The subway map that has barely changed in decades, a housing affordability crisis that has reshaped the city's demographics, and the ongoing question of what kind of city Toronto actually wants to be. Urban planning and transit podcasts here carry genuine urgency.

Common Questions

Toronto Podcast FAQ

What are the best podcasts about Toronto?

Top Toronto podcasts include Canadaland for independent investigative journalism produced in the city, the Raptors Show on Sportsnet 590 for NBA coverage, Commons by Canadaland for Canadian political storytelling, and BNN Bloomberg Canada for Bay Street finance. CBC Radio's Day 6 and the Toronto Star's podcast series round out a strong local slate that covers everything from housing policy to arts culture.

What podcasts cover Toronto's music scene and Drake's influence on the city?

Toronto's hip-hop and R&B scene — anchored by Drake, The Weeknd, and a generation of artists who grew up in Scarborough and the inner suburbs — is covered by CBC Music programs, Noisey Canada's video and audio content, and music culture podcasts that track how OVO Sound and XO Records turned Toronto into a genuine international music capital. Search 'Toronto music' or 'OVO' in The Podcast App for current coverage.

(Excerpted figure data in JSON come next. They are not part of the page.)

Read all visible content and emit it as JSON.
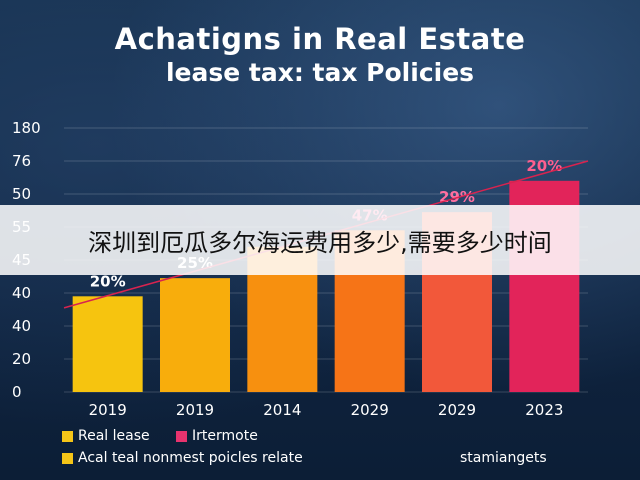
{
  "title_line1": "Achatigns in Real Estate",
  "title_line2": "lease tax: tax Policies",
  "overlay_banner": "深圳到厄瓜多尔海运费用多少,需要多少时间",
  "source_note": "stamiangets",
  "colors": {
    "background": "#0f2440",
    "legend_real_lease": "#f5c518",
    "legend_irtermote": "#e8336e",
    "legend_acal": "#f5c518",
    "trend_line": "#d8234f"
  },
  "chart_data": {
    "type": "bar",
    "categories": [
      "2019",
      "2019",
      "2014",
      "2029",
      "2029",
      "2023"
    ],
    "y_tick_labels": [
      "0",
      "20",
      "40",
      "40",
      "45",
      "55",
      "50",
      "76",
      "180"
    ],
    "y_tick_positions": [
      0,
      1,
      2,
      3,
      4,
      5,
      6,
      7,
      8
    ],
    "bar_levels": [
      2.9,
      3.45,
      4.4,
      4.9,
      5.45,
      6.4
    ],
    "bar_colors": [
      "#f6c40f",
      "#f8ad0c",
      "#f7900f",
      "#f67417",
      "#f2583a",
      "#e2245a"
    ],
    "data_labels": [
      "20%",
      "25%",
      "",
      "47%",
      "29%",
      "20%"
    ],
    "data_label_colors": [
      "#ffffff",
      "#ffffff",
      "#ffffff",
      "#ff6fa0",
      "#ff6fa0",
      "#ff5f8f"
    ],
    "trend_line": {
      "y_start": 2.55,
      "y_end": 7.0
    },
    "legend": [
      "Real lease",
      "Irtermote",
      "Acal teal nonmest poicles relate"
    ],
    "grid": true,
    "ylim": [
      0,
      8
    ]
  }
}
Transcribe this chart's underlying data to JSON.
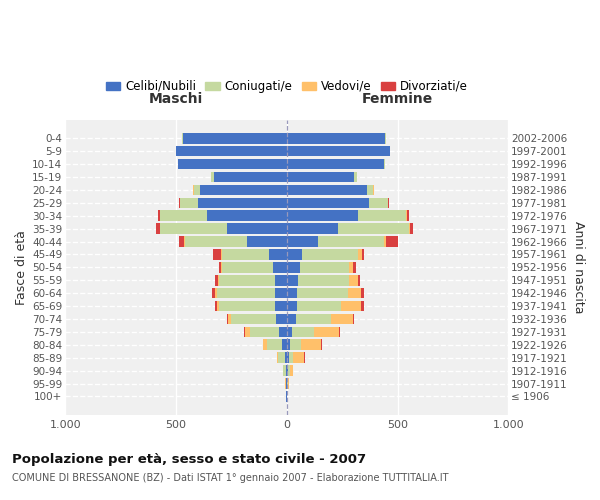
{
  "age_groups": [
    "100+",
    "95-99",
    "90-94",
    "85-89",
    "80-84",
    "75-79",
    "70-74",
    "65-69",
    "60-64",
    "55-59",
    "50-54",
    "45-49",
    "40-44",
    "35-39",
    "30-34",
    "25-29",
    "20-24",
    "15-19",
    "10-14",
    "5-9",
    "0-4"
  ],
  "birth_years": [
    "≤ 1906",
    "1907-1911",
    "1912-1916",
    "1917-1921",
    "1922-1926",
    "1927-1931",
    "1932-1936",
    "1937-1941",
    "1942-1946",
    "1947-1951",
    "1952-1956",
    "1957-1961",
    "1962-1966",
    "1967-1971",
    "1972-1976",
    "1977-1981",
    "1982-1986",
    "1987-1991",
    "1992-1996",
    "1997-2001",
    "2002-2006"
  ],
  "maschi": {
    "celibi": [
      2,
      2,
      5,
      10,
      20,
      35,
      50,
      55,
      55,
      55,
      60,
      80,
      180,
      270,
      360,
      400,
      390,
      330,
      490,
      500,
      470
    ],
    "coniugati": [
      0,
      3,
      10,
      30,
      70,
      130,
      200,
      250,
      260,
      250,
      230,
      210,
      280,
      300,
      210,
      80,
      30,
      10,
      3,
      2,
      2
    ],
    "vedovi": [
      0,
      1,
      3,
      5,
      15,
      25,
      15,
      10,
      8,
      5,
      5,
      5,
      5,
      3,
      3,
      3,
      2,
      1,
      0,
      0,
      0
    ],
    "divorziati": [
      0,
      0,
      0,
      0,
      2,
      5,
      5,
      10,
      15,
      15,
      12,
      40,
      20,
      15,
      8,
      5,
      3,
      1,
      0,
      0,
      0
    ]
  },
  "femmine": {
    "nubili": [
      2,
      3,
      5,
      10,
      15,
      25,
      40,
      45,
      45,
      50,
      60,
      70,
      140,
      230,
      320,
      370,
      360,
      305,
      440,
      465,
      445
    ],
    "coniugate": [
      0,
      2,
      8,
      20,
      50,
      100,
      160,
      200,
      230,
      230,
      220,
      250,
      300,
      320,
      220,
      85,
      30,
      10,
      3,
      2,
      1
    ],
    "vedove": [
      0,
      3,
      15,
      50,
      90,
      110,
      100,
      90,
      60,
      40,
      20,
      20,
      10,
      5,
      5,
      3,
      2,
      1,
      0,
      0,
      0
    ],
    "divorziate": [
      0,
      0,
      0,
      2,
      5,
      5,
      5,
      15,
      15,
      12,
      12,
      10,
      50,
      15,
      5,
      3,
      1,
      1,
      0,
      0,
      0
    ]
  },
  "colors": {
    "celibi": "#4472c4",
    "coniugati": "#c5d9a0",
    "vedovi": "#ffc06a",
    "divorziati": "#d94040"
  },
  "title": "Popolazione per età, sesso e stato civile - 2007",
  "subtitle": "COMUNE DI BRESSANONE (BZ) - Dati ISTAT 1° gennaio 2007 - Elaborazione TUTTITALIA.IT",
  "ylabel_left": "Fasce di età",
  "ylabel_right": "Anni di nascita",
  "xlabel_maschi": "Maschi",
  "xlabel_femmine": "Femmine",
  "xlim": 1000,
  "legend_labels": [
    "Celibi/Nubili",
    "Coniugati/e",
    "Vedovi/e",
    "Divorziati/e"
  ],
  "background": "#f0f0f0"
}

How do I find Toronto podcasts in The Podcast App?

Search for Toronto, Canadaland, Raptors, Bay Street, CBC Radio, or TTC in The Podcast App. For multicultural Toronto try Kensington Market, Scarborough, or Greektown. The app surfaces both local Toronto productions and nationally distributed Canadian shows, making it easy to build a queue that covers investigative journalism, Leafs heartbreak, housing crisis debates, and the Distillery District arts scene.